When one writes a novel or a short story – or translates one – there is always an audience one is writing for; translating for. Sometimes this audience is actively sought, sometimes it is implied. And sometimes, a writer may even ostensibly aim to neither reach nor please one. The Greatest Assamese Stories Ever Told, selected and edited by Mitra Phukan is a compilation of 25 stories written in Assamese by some of the best-known names of literature such as Lakhminath Bezbaroa, Syed Abdul Malik, Birendra Kumar Bhattacharya, Mamoni Raisom Goswami, Harekrishna Deka and more contemporary writers such Arupa Patangia Kalita and Anuradha Sarma Pujari among others.
I don’t know if Mitra Phukan or the publishing house had a specific readership in mind. But for somebody like me, who is Assamese, can read and write the language thanks to a parent who insisted on writing letters to her daughter in boarding school only in Assamese, and who was always a book nerd but read only in English – this collection is perfect.
There are a host of reasons why an otherwise voracious reader found reading Assamese tedious, akin to a task; but as one grows older, especially staying away from home, there is a keen and sincere desire to know about the literature of my land. Perhaps this is owing to nostalgia, maybe this a reflection of my need for “imaginary homelands”, maybe it is because that literature is now accessible to me in a way that it never was when I was growing up.
Whatever it might be, I am grateful for this collection and am sure others would be too. It is a phenomenal assembly of stories that are unbelievably progressive, unflinchingly political, richly diverse and beautifully translated.
Subjective inclusivity
Literature available in translation is close to my heart. It is thanks to translation that most of the vast and varied and immensely powerful regional literature of India is available to most of us. What I look forward to when reading any work of translation is the translator’s foreword or introduction. Sometimes, it disappoints.
But that does not happen in this book as the editor laboriously details some of the translation strategies used while putting this collection together. As a result, the translation is surprisingly uniform – which is remarkable given the fact these stories have been translated by a slew of translators.
Does it mean that some of the characteristics peculiar to a writer get lost in translation? One would have to do a thorough comparative study to arrive at that conclusion. Any collection necessarily follows a process of inclusion and exclusion, an inevitable subjectivity in doing so. But the introduction generously elucidates the principles guiding the inclusion and exclusion of choosing certain writers, the choice of particular stories of particular writers, elaborates on an understanding of the genre of short-stories that impinged upon the selection process, and so on.
The stories themselves dazzle you right from the beginning with the audacity of the radicalness of the writers. “Patmugi” authored by Lakminath Bezbaroa (1864-1938) is almost post-modernistic in its self-reflexive drawing of attention to the constructedness of any writing. This modernity is reflected not just in the exploration of a woman’s sexuality but also the still tabooed possibilities of a relationship forged between a young woman and a much older man.
“Aghoni Bai” authored by Birinchi Kumar Barua tells the story of a woman marginalised on several accounts. The narrative brilliance of the story lies in how the readers are almost beguiled into mocking the protagonist only to have themselves implicated by their propensity to dish out hasty judgements when further illuminating details about the woman are revealed.
Feminist. Liberal. Humanist.
Many other stories in this collection, such as ‘Values” by Mamoni Raisom Goswami and a more contemporary one by Anuradha Sarma Pujari, are not only feminist, but surprise the reader with their intersectionality that show how gender issues are impinged upon by those of class, caste, religion and; increasingly so, by violence and insurgency that Assam has long suffered from. What is also outstanding about this collection is the brave political tenor and subject matter of several stories. Syed Abdul Malik’s “Mistaken Identity” and Mahim Bora’s “Kathonibari Ghat” both allude to the growing communalism in newly-independent India, especially under the shadow of the violence of Partition.

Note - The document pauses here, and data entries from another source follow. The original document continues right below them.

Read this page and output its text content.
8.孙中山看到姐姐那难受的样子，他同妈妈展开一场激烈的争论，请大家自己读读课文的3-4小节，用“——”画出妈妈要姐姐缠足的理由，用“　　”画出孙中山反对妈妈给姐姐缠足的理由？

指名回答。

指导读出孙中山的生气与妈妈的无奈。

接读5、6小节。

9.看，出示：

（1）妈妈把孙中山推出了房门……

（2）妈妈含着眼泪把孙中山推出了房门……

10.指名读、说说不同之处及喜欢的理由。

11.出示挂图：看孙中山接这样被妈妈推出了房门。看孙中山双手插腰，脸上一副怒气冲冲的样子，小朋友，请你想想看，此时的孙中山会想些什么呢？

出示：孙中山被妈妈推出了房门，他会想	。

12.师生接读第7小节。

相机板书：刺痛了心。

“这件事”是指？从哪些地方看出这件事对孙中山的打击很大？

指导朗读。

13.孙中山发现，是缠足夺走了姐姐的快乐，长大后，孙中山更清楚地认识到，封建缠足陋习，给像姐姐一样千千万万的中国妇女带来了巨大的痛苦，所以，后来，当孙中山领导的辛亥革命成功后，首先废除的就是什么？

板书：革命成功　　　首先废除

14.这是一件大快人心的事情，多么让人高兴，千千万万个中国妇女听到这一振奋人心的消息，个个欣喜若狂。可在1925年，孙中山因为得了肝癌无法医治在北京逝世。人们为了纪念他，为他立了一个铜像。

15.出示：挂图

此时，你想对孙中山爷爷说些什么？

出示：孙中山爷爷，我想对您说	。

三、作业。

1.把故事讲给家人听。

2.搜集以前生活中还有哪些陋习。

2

I was especially struck by the depth of Birendra Kumar Bhattacharya’s story “Miyah Mansur”, which unfolds in the context of the exodus triggered by the Partition, but even more so by an almost Marxist preoccupation with the production of a literary text and, the chasm that lies between the value such a text, or its author, is imbued with, as opposed to that of the labour, say of those who work towards manufacturing the paper it is printed on.

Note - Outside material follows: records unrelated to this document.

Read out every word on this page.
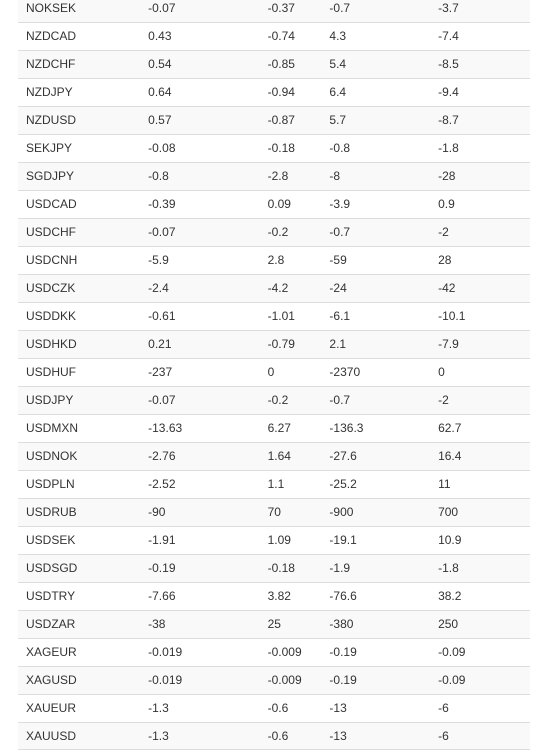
NOKSEK	-0.07	-0.37	-0.7	-3.7
NZDCAD	0.43	-0.74	4.3	-7.4
NZDCHF	0.54	-0.85	5.4	-8.5
NZDJPY	0.64	-0.94	6.4	-9.4
NZDUSD	0.57	-0.87	5.7	-8.7
SEKJPY	-0.08	-0.18	-0.8	-1.8
SGDJPY	-0.8	-2.8	-8	-28
USDCAD	-0.39	0.09	-3.9	0.9
USDCHF	-0.07	-0.2	-0.7	-2
USDCNH	-5.9	2.8	-59	28
USDCZK	-2.4	-4.2	-24	-42
USDDKK	-0.61	-1.01	-6.1	-10.1
USDHKD	0.21	-0.79	2.1	-7.9
USDHUF	-237	0	-2370	0
USDJPY	-0.07	-0.2	-0.7	-2
USDMXN	-13.63	6.27	-136.3	62.7
USDNOK	-2.76	1.64	-27.6	16.4
USDPLN	-2.52	1.1	-25.2	11
USDRUB	-90	70	-900	700
USDSEK	-1.91	1.09	-19.1	10.9
USDSGD	-0.19	-0.18	-1.9	-1.8
USDTRY	-7.66	3.82	-76.6	38.2
USDZAR	-38	25	-380	250
XAGEUR	-0.019	-0.009	-0.19	-0.09
XAGUSD	-0.019	-0.009	-0.19	-0.09
XAUEUR	-1.3	-0.6	-13	-6
XAUUSD	-1.3	-0.6	-13	-6
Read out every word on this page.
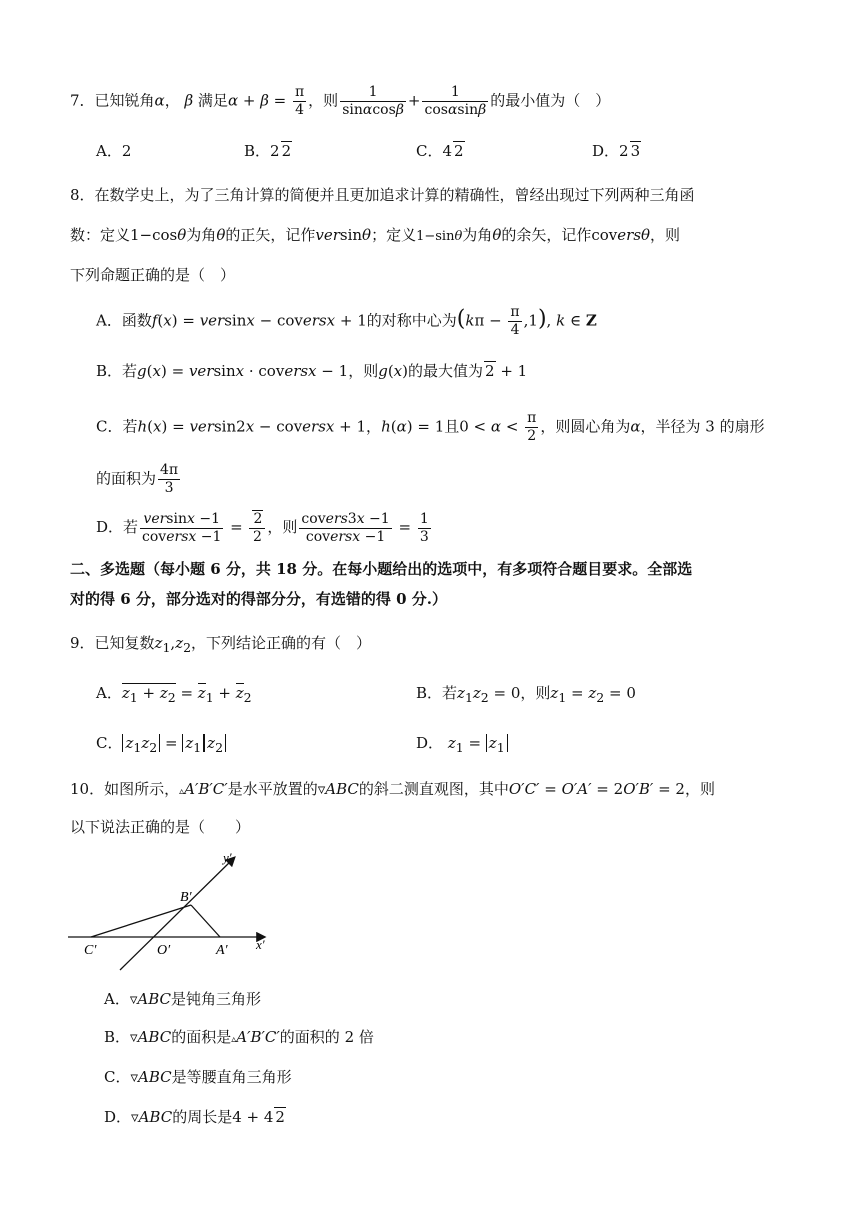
7．已知锐角α， β 满足$\alpha + \beta = \frac{\pi}{4}$ ，则 $\frac{1}{\sin\alpha\cos\beta} + \frac{1}{\cos\alpha\sin\beta}$ 的最小值为（　）
A．2	B．2 2	C．4 2	D．2 3
8．在数学史上，为了三角计算的简便并且更加追求计算的精确性，曾经出现过下列两种三角函
数：定义1−cosθ为角θ的正矢，记作versinθ；定义1−sinθ为角θ的余矢，记作coversθ，则
下列命题正确的是（　）
A．函数f(x) = versinx − coversx + 1的对称中心为$(k\pi - \frac{\pi}{4} ,1)$, k ∈ Z
B．若g(x) = versinx · coversx − 1，则g(x)的最大值为 2 + 1
C．若h(x) = versin2x − coversx + 1，h(α) = 1且$0 < \alpha < \frac{\pi}{2}$ ，则圆心角为α，半径为 3 的扇形
的面积为 $\frac{4\pi}{3}$
D．若 $\frac{\text{versinx −1}}{\text{coversx −1}} = \frac{2}{2}$ ，则 $\frac{\text{covers3x −1}}{\text{coversx −1}} = \frac{1}{3}$
二、多选题（每小题 6 分，共 18 分。在每小题给出的选项中，有多项符合题目要求。全部选
对的得 6 分，部分选对的得部分分，有选错的得 0 分.）
9．已知复数$z_1,z_2$，下列结论正确的有（　）
A．$z_1 + z_2 = z_1 + z_2$	B．若$z_1z_2 = 0$，则$z_1 = z_2 = 0$
C． $z_1z_2 = z_1$ $z_2$	D． $z_1 = z_1$
10．如图所示，▵A′B′C′是水平放置的▿ABC的斜二测直观图，其中O′C′ = O′A′ = 2O′B′ = 2，则
以下说法正确的是（　　）
y′
B′
C′	O′	A′ x′
A．▿ABC是钝角三角形
B．▿ABC的面积是▵A′B′C′的面积的 2 倍
C．▿ABC是等腰直角三角形
D．▿ABC的周长是4 + 4 2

Most of the stories draw you into a familiar world, the characters are people we meet in our everyday lives, and yet much of the drama is brought about by the extraordinariness of these lives – their pain, their everyday struggles, their unexpressed desires… that sometimes explode dramatically, but mostly, quietly – sometimes surprising, sometimes overwhelming, and sometimes just stunning you into silence.
Shibani Phukan teaches literature at a Delhi University college.